Growing up in Kenya and training with some of the fastest middle distance racers in the world, Henry Wanyoike seemed destined for track greatness. Then, tragedy struck. One night in May 1995, Wanyoike, just 20 years old, suffered a stroke in his sleep. ”I went to bed a normal person, the following day I found myself in darkness,” he tells Intaward. Wanyoike didn’t let the disability get in the way of his dreams, however. He continued running across the hillsides of Kenya, but this time he was connected by a tether to a guide – a very fast guide. Wanyoike struggled to find someone fast enough to keep up. In 2000, the training paid off as he won gold in the 5,000 meters at the Paralympic games. His time of 2:31:31 at the 2005 Hamburg Marathon is still a world record for blind runners.

Simon Wheatcroft

Most blind runners must run tugged along by guides.
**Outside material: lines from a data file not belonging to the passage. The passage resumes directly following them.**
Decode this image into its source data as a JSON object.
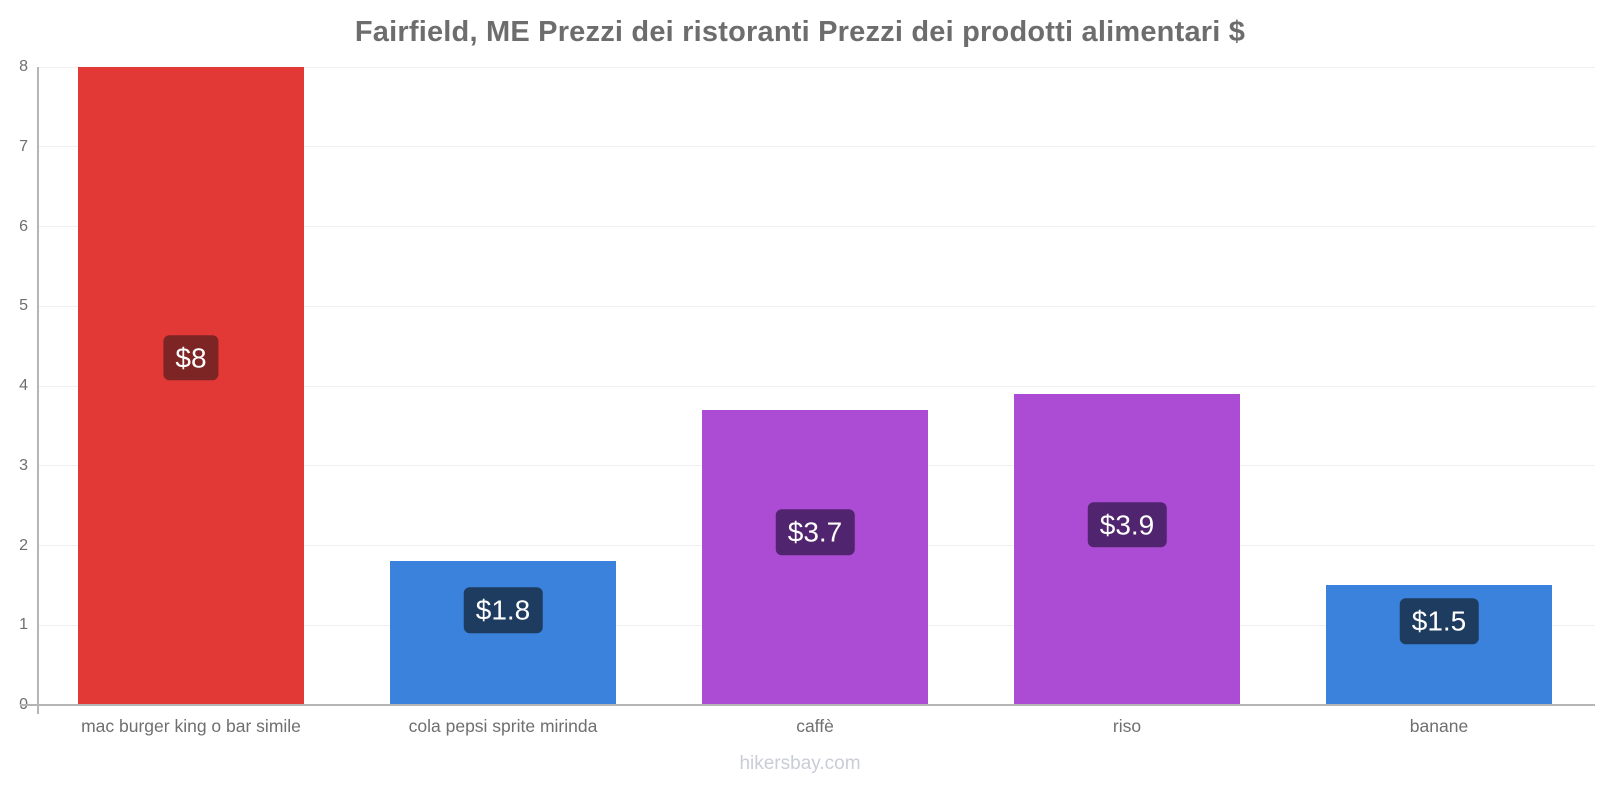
{
  "page": {
    "footer": "hikersbay.com"
  },
  "chart_data": {
    "type": "bar",
    "title": "Fairfield, ME Prezzi dei ristoranti Prezzi dei prodotti alimentari $",
    "categories": [
      "mac burger king o bar simile",
      "cola pepsi sprite mirinda",
      "caffè",
      "riso",
      "banane"
    ],
    "values": [
      8,
      1.8,
      3.7,
      3.9,
      1.5
    ],
    "value_labels": [
      "$8",
      "$1.8",
      "$3.7",
      "$3.9",
      "$1.5"
    ],
    "currency": "$",
    "xlabel": "",
    "ylabel": "",
    "ylim": [
      0,
      8
    ],
    "yticks": [
      0,
      1,
      2,
      3,
      4,
      5,
      6,
      7,
      8
    ],
    "grid": true,
    "legend": "none",
    "bar_colors": [
      "#e23836",
      "#3a82dc",
      "#ac4cd5",
      "#ac4cd5",
      "#3a82dc"
    ],
    "badge_colors": [
      "#7d2524",
      "#1e3c5f",
      "#50246e",
      "#50246e",
      "#1e3c5f"
    ],
    "colors": {
      "title": "#6d6d6d",
      "tick_label": "#6e6e6e",
      "category_label": "#6f6f6f",
      "axis": "#b5b5b5",
      "gridline": "#f0f0f0",
      "watermark": "#c9cdd6",
      "badge_text": "#ffffff",
      "background": "#ffffff"
    }
  }
}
Not Simon Wheatcroft, at least not all the time. By memorizing his route, and with the help of audio cues provided by the smartphone app RunKeeper, the 30-year-old Brit has miraculously learned to run by himself. In 2011, he came up just short of completing the 100-mile Cotswold ultramarathon. “DNF at mile 83. Legs fell apart could no longer stand. Amazing experience and will be competing in more ultras,” he tweeted from his Twitter account, “@moochoo.” This past summer he carried the Olympic torch through his hometown. ”I can’t hide from the fact I’m blind, but, at the same time, I would rather compete with everybody else and not be put into a special section,” he told The Guardian earlier this year. “Being visually impaired doesn’t mean you can’t run.”